I cross my 7s still, because I like how it looks. My pretension was to write the dates in the European fashion (day/month/year). Crossed 7s don’t impede communication. European system where it’s not expected, just to look fancy, does. I dropped that posthaste. :slight_smile:

I also still cross my Zs and 7s. It was something I consciously copied from my French teacher in middle school, so I guess it is a little pretentious. I have adopted a few other willful quirks of orthography and penmanship, too.

Pretentious? Moi?

Hey, Tool are still awesome. Never got into RAtM, though.

I used to be a music snob. I scoffed at anything that wasn’t mixed meter, had less than 4 sharps or flats in the key signature, or didn’t have a synthesizer.

Nowadays, I get a little queasy whenever I hear prog music. I used to like that???

Within a fortnight, perhaps?

I too crossed my sevens when I was in junior high, just like my older, sophisticated cousin did. Looking back I think she was probably pretty darned pretentious herself. She just happened to grow up in West Hollywood where it’s almost a prerequisite. I still cross my Zs, though I don’t know how pretentious it is, seeing as no one ever sees my printing. I’ve done it since I was little when my mom taught me to do crossword puzzles. It just felt . . . right.

I also used to smoke cloves, and I actually liked them. Which is not to say there wasn’t a pretentious aspect to it. I was after all smoking them in the girls bathroom, making sure to french inhale the whole time :smack: I also use(d) a cigarette case (I rarely smoke anymore, and almost never in public) because ya know, classy, and also, I didn’t want everyone to know I was smoking generics :p.

I suppose some of the weird get ups I used to wear could be seen as pretentious and I dress a bit fancier than the other women at work, so I’m sure there’s been some talk behind my back. Nothing funny like the stories you’ve all been sharing; you’re seriously cracking my up.

This description is perfect. I try not to have many regrets but I sometimes get a case of the douche chills when thinking back on my life.

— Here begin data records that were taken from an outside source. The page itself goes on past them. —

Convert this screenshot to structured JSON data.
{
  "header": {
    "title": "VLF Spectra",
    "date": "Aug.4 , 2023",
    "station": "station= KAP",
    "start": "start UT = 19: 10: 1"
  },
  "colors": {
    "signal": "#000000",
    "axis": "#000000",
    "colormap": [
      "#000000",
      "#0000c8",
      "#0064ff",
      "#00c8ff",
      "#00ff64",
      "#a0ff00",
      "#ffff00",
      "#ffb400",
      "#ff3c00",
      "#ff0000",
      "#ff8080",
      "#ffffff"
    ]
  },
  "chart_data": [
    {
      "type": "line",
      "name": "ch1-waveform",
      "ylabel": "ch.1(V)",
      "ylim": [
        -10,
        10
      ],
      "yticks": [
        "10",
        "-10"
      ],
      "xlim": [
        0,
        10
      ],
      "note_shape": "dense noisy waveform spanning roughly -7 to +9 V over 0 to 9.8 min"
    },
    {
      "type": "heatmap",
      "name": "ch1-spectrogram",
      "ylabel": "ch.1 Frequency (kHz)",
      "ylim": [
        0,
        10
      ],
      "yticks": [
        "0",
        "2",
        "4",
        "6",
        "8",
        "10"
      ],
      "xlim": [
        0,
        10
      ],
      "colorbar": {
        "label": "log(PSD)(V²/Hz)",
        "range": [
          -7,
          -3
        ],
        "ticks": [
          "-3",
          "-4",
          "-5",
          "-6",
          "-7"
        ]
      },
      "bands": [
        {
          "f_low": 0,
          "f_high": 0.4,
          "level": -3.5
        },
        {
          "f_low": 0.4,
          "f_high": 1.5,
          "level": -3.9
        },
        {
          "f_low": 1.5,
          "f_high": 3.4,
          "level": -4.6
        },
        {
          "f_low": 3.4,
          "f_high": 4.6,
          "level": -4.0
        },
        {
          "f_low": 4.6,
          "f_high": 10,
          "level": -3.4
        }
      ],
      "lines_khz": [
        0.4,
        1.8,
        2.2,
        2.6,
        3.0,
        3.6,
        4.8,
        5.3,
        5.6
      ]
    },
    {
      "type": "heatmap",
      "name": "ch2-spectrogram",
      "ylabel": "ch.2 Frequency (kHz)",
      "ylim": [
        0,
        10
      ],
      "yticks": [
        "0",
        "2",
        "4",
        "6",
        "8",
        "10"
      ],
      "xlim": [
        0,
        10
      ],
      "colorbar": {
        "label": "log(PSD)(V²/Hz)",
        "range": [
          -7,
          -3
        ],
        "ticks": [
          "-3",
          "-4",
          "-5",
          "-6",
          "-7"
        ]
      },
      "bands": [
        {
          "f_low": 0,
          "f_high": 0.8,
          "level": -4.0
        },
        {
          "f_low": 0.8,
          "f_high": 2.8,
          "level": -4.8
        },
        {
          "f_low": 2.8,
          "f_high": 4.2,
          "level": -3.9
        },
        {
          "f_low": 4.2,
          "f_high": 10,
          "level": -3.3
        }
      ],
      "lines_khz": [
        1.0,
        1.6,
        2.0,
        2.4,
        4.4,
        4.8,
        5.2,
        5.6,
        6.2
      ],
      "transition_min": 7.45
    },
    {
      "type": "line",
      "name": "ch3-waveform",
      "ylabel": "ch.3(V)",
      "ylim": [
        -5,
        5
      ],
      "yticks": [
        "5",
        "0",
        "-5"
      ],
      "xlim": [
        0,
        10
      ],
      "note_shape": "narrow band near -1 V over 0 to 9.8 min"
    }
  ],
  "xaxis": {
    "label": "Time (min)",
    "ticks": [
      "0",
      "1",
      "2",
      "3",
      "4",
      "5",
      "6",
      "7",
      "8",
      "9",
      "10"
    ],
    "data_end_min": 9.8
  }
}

Physics major, here. We learn to do that so that people can read our equations with less confusion. Some of us put a little uptick on our Xs, too, so they don’t look like multiply signs, or some other mathematical symbol. I haven’t done any real physics in decades, but the practice stuck. I’d have to try really hard to undo it, and that would be rather… pretentious, no?

Mais oui.

I quite liked clove cigarettes, too: they were like smoking Christmas cake. That was no excuse for the fountain pen, though.

The use of fish knives and forks came into fashion in the Victorian era. Prior to that when fish was served anyone who could afford silverware ate fish using two forks. Some very old money families (of whom I first encountered the practice) continue to do so under the banner of "we bought the family silver prior to such nouveau riche inventions). As for as the salt shakers go, even comedy books like the old Preppy Handbook, maintain, the adage that salt belongs in a dish. (Unless your great-grandparents traveled a lot in pre-communist Eastern Europe and you are lucky enough to have inherited a salt throne).

Interesting; thank you. So, one would sprinkle the salt as we do sugar? Not sure how you’d use to forks.

I wore (hand-me-down) dress pants and corduroys throughout grade school and middle school because that’s what we had.

You would have gotten my attention, I always thought girls as you described were very hot.